Here's a quick summary of a few panels I/we have hit.

1- The Anime Panel, Dubs vs. Subs
In a relatively small room there was packed around 40-50 people. Three of the area's biggest anime fans were the discussion members, and they led the discussion in the regards to how the decision to dub or sub is made, why so many dubs sound alike, and why some are good and some are bad. The discussion did get heated at times (I brought up a point with one of the panel members while an argument was raging elsewhere, in regards to fansubs spelling it 'Arucardu'. He agreed that it was a load of crap), though no chairs were thrown. Non-anime fans wouldn't enjoy this, but most anime fans present found it entertaining. I learned a lot, and walked away a better man.

2- The Star Wars Celeb Panel
There are dozens of Star Wars events, but this one is one of the more popular. Although the celebrities aren't always big ones, we do enjoy hitting this most years because Aaron Allston tends to be there and we molest him afterwards.
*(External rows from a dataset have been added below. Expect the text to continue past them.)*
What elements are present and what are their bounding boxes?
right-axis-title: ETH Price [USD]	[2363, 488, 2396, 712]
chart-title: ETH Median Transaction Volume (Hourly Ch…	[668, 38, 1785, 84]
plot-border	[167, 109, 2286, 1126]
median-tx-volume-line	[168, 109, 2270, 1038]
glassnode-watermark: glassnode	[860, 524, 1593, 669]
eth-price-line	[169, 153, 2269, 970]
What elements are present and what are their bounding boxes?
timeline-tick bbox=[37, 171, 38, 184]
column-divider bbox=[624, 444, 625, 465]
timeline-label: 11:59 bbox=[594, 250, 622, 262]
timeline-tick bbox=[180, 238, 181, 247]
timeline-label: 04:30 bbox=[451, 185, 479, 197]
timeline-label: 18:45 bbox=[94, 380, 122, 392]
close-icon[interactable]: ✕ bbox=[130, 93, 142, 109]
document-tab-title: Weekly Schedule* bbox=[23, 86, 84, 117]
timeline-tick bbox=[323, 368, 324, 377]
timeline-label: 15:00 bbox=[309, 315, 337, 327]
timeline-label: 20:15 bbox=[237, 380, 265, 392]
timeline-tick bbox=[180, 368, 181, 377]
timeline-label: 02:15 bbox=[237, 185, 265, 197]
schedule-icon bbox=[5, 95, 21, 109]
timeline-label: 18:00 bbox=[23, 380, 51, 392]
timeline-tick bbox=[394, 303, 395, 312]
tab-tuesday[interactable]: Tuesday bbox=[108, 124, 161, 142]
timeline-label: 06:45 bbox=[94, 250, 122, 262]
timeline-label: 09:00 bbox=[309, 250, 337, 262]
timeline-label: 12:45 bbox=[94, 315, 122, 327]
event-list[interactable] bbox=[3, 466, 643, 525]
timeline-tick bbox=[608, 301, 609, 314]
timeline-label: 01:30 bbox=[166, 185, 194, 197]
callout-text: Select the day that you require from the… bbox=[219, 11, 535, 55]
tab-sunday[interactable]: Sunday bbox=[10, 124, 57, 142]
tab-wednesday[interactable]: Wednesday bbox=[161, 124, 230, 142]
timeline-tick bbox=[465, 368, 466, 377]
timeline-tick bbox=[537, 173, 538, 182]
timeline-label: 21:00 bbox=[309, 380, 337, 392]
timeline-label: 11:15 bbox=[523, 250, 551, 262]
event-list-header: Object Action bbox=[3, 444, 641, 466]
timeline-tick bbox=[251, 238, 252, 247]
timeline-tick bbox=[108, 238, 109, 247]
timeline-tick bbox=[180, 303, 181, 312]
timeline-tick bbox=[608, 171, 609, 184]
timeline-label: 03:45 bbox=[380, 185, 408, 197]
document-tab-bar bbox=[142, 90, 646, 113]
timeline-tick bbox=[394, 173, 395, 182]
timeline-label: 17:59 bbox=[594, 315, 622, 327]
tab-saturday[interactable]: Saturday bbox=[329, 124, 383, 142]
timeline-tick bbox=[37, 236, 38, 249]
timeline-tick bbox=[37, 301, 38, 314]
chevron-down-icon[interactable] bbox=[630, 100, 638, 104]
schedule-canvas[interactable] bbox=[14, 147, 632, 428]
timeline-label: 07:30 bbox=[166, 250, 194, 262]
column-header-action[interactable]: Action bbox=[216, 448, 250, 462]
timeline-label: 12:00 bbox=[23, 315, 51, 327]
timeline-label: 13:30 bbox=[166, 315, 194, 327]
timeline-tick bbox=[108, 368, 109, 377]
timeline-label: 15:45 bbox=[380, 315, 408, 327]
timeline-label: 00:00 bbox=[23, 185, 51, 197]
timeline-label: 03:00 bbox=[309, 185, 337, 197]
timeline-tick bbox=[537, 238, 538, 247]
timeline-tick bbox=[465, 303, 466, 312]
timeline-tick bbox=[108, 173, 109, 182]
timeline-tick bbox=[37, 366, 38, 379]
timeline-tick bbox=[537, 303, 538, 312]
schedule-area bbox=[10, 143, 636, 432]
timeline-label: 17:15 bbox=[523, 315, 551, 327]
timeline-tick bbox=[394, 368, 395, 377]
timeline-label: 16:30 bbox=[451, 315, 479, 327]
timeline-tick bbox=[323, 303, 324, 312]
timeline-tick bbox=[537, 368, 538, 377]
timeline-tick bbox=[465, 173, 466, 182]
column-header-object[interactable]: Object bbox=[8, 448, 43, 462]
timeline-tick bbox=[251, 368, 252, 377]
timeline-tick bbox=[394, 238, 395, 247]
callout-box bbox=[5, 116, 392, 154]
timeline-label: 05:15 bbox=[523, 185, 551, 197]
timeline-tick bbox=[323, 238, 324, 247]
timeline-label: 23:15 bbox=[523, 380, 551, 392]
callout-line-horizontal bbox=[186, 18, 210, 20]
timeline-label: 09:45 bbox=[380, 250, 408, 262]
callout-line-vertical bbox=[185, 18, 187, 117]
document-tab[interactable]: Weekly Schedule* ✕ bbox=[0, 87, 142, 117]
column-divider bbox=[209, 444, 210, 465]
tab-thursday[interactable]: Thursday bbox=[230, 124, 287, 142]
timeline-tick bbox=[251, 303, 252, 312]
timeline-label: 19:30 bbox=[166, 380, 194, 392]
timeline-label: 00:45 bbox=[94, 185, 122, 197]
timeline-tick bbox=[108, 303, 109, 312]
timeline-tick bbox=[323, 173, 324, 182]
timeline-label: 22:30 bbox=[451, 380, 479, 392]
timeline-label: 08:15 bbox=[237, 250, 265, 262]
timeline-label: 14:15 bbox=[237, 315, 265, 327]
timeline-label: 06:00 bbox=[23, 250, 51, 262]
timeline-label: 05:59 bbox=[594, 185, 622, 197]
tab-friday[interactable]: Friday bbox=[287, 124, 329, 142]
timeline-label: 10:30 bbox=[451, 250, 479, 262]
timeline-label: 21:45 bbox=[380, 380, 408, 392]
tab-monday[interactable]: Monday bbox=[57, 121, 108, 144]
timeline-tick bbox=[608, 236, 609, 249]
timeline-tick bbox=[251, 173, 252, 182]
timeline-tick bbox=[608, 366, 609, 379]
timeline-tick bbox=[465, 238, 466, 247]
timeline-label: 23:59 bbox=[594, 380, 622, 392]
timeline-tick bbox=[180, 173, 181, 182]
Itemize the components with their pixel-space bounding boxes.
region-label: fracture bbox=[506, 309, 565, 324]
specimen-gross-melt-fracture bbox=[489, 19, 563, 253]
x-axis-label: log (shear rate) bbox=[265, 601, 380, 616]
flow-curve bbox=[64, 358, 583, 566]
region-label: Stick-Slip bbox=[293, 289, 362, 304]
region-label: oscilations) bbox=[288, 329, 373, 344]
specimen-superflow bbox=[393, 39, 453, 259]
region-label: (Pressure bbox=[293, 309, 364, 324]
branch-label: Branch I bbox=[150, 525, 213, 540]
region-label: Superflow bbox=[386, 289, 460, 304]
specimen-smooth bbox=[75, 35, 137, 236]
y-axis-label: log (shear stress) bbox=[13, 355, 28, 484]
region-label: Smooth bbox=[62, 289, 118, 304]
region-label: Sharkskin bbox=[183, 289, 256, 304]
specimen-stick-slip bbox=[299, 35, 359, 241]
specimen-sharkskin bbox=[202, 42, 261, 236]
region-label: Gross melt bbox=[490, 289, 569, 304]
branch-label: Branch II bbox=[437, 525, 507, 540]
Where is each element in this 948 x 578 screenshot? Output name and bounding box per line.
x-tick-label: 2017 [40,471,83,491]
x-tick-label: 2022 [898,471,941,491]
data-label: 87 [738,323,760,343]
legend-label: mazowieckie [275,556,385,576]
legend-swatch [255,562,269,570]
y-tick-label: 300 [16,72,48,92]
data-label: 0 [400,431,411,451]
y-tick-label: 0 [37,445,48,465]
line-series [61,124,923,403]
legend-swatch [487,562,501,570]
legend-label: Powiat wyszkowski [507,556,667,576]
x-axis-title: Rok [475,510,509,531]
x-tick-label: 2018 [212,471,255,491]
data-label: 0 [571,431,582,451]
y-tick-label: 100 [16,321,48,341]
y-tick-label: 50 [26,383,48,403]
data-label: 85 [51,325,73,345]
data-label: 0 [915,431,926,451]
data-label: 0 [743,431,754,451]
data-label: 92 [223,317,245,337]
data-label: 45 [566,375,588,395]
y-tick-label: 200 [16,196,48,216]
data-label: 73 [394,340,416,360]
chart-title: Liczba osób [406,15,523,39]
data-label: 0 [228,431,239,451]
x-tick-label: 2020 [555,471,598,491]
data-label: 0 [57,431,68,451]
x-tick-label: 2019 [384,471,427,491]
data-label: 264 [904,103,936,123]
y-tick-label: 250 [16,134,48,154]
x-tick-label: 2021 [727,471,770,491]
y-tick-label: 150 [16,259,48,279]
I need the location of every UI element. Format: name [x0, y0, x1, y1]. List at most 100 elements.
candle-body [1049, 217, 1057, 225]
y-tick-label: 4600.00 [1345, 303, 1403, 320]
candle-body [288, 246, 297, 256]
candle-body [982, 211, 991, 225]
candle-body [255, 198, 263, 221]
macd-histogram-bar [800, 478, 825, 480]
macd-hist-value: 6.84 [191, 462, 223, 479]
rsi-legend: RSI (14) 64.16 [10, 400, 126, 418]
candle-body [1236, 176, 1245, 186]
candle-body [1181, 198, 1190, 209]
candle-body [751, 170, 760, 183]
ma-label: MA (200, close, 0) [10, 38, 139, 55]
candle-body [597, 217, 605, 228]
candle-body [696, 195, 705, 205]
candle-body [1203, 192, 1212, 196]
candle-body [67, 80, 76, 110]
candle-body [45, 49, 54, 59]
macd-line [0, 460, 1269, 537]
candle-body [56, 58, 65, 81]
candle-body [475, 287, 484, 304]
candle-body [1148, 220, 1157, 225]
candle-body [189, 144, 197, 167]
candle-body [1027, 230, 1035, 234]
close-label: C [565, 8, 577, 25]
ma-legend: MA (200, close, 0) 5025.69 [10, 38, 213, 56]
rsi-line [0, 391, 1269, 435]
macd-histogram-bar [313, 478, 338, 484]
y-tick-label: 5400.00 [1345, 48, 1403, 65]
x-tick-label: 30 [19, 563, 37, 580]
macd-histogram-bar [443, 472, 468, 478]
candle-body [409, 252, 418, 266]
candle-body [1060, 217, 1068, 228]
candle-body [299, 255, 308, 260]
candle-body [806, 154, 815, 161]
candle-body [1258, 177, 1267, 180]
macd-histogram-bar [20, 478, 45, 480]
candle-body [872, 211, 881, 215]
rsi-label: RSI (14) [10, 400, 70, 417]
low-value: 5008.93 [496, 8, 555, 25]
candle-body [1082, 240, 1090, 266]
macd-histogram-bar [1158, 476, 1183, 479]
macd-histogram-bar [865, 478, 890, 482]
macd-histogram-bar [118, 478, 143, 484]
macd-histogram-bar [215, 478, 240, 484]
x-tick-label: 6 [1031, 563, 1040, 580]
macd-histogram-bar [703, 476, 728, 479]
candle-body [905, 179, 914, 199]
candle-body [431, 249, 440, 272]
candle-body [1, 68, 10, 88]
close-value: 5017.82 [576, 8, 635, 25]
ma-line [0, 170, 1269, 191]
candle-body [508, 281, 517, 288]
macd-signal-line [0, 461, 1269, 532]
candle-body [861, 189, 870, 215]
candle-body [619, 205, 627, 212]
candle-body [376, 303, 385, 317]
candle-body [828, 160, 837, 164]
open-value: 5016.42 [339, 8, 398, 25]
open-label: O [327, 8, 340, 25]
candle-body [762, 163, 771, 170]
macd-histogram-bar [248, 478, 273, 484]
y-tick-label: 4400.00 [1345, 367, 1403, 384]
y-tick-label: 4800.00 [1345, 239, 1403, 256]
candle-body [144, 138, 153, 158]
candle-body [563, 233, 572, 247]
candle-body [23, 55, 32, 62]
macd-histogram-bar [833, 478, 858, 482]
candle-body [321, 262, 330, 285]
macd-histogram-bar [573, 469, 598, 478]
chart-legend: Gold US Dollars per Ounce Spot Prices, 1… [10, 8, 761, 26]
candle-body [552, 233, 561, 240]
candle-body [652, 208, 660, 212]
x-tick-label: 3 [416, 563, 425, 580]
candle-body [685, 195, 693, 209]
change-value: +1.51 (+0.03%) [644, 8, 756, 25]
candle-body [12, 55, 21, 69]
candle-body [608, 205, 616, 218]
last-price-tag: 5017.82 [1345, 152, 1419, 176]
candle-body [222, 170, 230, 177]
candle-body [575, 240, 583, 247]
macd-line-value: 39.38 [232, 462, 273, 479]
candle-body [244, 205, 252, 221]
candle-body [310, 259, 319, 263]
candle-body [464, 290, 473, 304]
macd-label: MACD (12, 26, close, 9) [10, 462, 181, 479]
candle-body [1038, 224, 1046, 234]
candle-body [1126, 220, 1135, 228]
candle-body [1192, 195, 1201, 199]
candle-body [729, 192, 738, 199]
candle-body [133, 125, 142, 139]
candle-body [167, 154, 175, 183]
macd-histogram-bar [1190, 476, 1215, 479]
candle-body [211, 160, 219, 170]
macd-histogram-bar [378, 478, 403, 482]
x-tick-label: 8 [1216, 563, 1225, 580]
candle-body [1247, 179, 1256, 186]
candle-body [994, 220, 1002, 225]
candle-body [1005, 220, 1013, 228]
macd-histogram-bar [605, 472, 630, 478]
In the instance of 2002, Aaron and... I want to say Kathy Tyers was there, as was David Prowse (wore Vader's armor in the first set) and that other dude, he always wears makeup but had like 20 characters in Episodes 1 and 2. It was awesome. The authors fielded a ton of questions about their writing experiences, and Prowse had some of the coolest stories about filming and the other cast members (at one of the other conventions he saw Carrie Fisher again, and he asked if he could have her autograph. She signed it 'To my real father.'). The last guy was busy making nervous jokes the whole time, but still had neato stories. Questions were fielded from the audience, and it was a grand old time. Though not as heated as the Anime one.

3- Designing your own Game
We hit this one this time by, I seem to recall that Chris thought a WC guy would be on the panel, and wasn't. No matter. It was chaired by two of the WhiteWolf authors, which is a big RPG group. They were offering advice on how to go about getting your game copyrighted, showing it to RPG publishers, etc. It would have been a lot more interesting to myself if I had been working on such a thing, but it came across as annoying. They wouldn't shut up about copyright infringement and getting everyone who looks at it to sign an NDA and so on. Legal crap. We left disappointed.

4- The Annual Star Wars Costume Contest
D*C hosts a big overall costume contest, but the Star Wars one is always pretty awesome. Sometimes the costumes are extremely well done, like the recent family of Tusken Raiders. Some aren't so well done. Others are just silly, like this one guy that was like 500 pounds and said he was 'an A-Wing pilot,' as if he could have fit in one. A good time is always had by all, and the ceremony is especially cool as members of the 501st, a Stormtrooper armor-wearing group, always provides 'security.' In 2002 we had a great bit of drama as one of the jedi struck a pose and her knee went out, collapsing her. One of the stormtroopers jumped up on the stage, flipped like three hidden buckles in his armor sending bits of it flying, and helped her up. It was an awesome moment, as well as an excellent display of the coolness that everyone feels towards one another at this whole event.

That's just a teeeensy sample of what goes on. There are also lightsabre duel tournaments, workshops on building special effect stuff like costumes from scraps, Tolkein Elvish language shops, and so on. The list is huge.
 
Thread bumped for relevance, partly because people are too lazy to look through the forum archive for previously asked questions.